Being a Palestinian artist is only a source of pride for Abu Aljarayish, who says that Palestine is an award that he’s very proud of.
“Palestinian people witness stuff that other people don’t. It’s such a privilege when a Palestinian kid, living on Palestinian land, grows up to be an artist,” he said as he went on to explain how Palestine is the source of his inspiration as an artist.
“To me, Palestine is the source of power and support that drives me. It’s how I express myself and my identity. It keeps me going. It makes me creative. If what I’m working on is connected to Palestine, it adds more to its artist value,” he says. “Everything we do is connected to Palestine. It’s our identity and existence. It’s the support and hope. It’s everything that gives me the power to produce.”

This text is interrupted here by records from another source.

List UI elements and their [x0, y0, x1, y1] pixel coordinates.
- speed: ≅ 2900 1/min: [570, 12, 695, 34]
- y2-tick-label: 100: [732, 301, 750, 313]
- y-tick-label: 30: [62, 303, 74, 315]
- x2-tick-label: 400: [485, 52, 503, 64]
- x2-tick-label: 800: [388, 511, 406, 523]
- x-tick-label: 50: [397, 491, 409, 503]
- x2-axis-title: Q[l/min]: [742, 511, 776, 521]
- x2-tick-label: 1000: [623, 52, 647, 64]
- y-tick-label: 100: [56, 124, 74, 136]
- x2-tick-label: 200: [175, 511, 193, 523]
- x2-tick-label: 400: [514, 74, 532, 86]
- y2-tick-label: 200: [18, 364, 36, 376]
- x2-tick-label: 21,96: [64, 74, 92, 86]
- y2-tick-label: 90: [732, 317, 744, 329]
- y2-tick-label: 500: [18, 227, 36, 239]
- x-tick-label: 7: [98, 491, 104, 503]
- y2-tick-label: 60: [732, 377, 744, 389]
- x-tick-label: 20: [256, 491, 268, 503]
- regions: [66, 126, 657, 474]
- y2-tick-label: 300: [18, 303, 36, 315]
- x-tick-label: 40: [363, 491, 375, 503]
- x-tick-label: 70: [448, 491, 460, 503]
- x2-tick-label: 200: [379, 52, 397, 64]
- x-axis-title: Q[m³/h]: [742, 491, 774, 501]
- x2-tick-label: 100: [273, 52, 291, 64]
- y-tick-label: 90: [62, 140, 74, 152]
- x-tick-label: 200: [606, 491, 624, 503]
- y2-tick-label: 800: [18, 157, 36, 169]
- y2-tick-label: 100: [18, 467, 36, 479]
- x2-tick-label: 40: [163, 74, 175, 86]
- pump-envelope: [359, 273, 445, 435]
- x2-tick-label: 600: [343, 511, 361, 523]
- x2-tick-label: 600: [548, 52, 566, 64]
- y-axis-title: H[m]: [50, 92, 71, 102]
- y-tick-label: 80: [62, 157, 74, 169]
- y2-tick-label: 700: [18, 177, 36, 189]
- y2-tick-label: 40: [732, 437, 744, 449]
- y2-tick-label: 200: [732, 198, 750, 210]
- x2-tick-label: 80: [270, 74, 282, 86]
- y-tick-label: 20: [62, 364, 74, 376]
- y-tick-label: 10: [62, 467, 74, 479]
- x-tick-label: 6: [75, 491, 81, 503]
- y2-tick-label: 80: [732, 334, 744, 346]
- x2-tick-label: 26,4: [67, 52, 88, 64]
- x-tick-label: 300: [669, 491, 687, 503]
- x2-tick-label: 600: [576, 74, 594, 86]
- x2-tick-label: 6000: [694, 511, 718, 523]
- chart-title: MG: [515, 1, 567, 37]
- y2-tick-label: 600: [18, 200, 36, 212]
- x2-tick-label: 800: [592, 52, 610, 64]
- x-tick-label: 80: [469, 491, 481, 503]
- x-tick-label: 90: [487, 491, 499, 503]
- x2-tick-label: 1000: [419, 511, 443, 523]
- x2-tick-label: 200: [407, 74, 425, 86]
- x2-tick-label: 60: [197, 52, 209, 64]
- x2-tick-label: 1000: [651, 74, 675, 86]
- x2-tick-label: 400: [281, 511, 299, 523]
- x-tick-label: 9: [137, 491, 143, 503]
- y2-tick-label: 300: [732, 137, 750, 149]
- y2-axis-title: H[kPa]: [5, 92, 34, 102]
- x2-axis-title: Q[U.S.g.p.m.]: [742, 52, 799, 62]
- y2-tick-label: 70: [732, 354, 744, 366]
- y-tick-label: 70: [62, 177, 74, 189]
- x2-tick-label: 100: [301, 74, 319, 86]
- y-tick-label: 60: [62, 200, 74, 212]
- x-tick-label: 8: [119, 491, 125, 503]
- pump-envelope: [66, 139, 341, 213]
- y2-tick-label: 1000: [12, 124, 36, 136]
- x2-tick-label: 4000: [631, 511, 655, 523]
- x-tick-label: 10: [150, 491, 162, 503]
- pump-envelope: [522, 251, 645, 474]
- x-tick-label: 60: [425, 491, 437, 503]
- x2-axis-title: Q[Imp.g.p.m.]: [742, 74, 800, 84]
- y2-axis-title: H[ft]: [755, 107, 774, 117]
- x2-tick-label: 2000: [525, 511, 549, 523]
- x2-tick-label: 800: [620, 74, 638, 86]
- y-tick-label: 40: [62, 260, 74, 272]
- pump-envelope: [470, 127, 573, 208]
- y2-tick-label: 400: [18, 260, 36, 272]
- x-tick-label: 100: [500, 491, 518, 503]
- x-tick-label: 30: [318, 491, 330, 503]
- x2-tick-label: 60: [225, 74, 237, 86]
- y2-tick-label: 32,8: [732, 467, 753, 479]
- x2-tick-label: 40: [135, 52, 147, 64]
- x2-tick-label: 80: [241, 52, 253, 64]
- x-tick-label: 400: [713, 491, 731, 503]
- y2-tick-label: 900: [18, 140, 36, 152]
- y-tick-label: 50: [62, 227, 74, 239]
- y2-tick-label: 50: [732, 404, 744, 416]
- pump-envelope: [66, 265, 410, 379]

On his inspirations and favorite artists that he aspires to be like someday, Abu Aljarayish says that nobody has fully impacted his art.
“I do like Naj al-Ali (a well-known Palestinian cartoonist) who invented the character of Handala. I’d like to come up with a similar concept using a new art form that would make people recognize me through,” he added.
“Inspiration comes from our daily life, our relationships with others and observing people’s feelings. It comes from how you see life from your point of view. How you receive feelings and energy. That all impacts and influences an art work,” Abu Aljarayish details on his inspirations.
“I transform such feelings into positive energy and that makes me feel creative. I want people to say that “Mahmoud turned these feelings into art where he can see through his own view.”
On negative feedback and criticism, Abu Aljarayish says that he’s no stranger to people telling him to go find a normal job as art wouldn’t earn him money.
“That’s the worst kind of comment because it makes me feel that people only look at art from a material point of view. But that only made me feel determined to prove them wrong,” he says. “I feel more determined to prove people wrong every time their criticism aims at damaging my artistic thoughts.”
Abu Aljarayish hopes to reach a place where he can be free to express himself and take his art to the world.
“Sometimes, we find ourselves to be in a place where we don’t enjoy the freedom to say what we want through art. I hope to reach the world so everyone can see that we have talents in Palestine that are able to transform the message to the whole world.”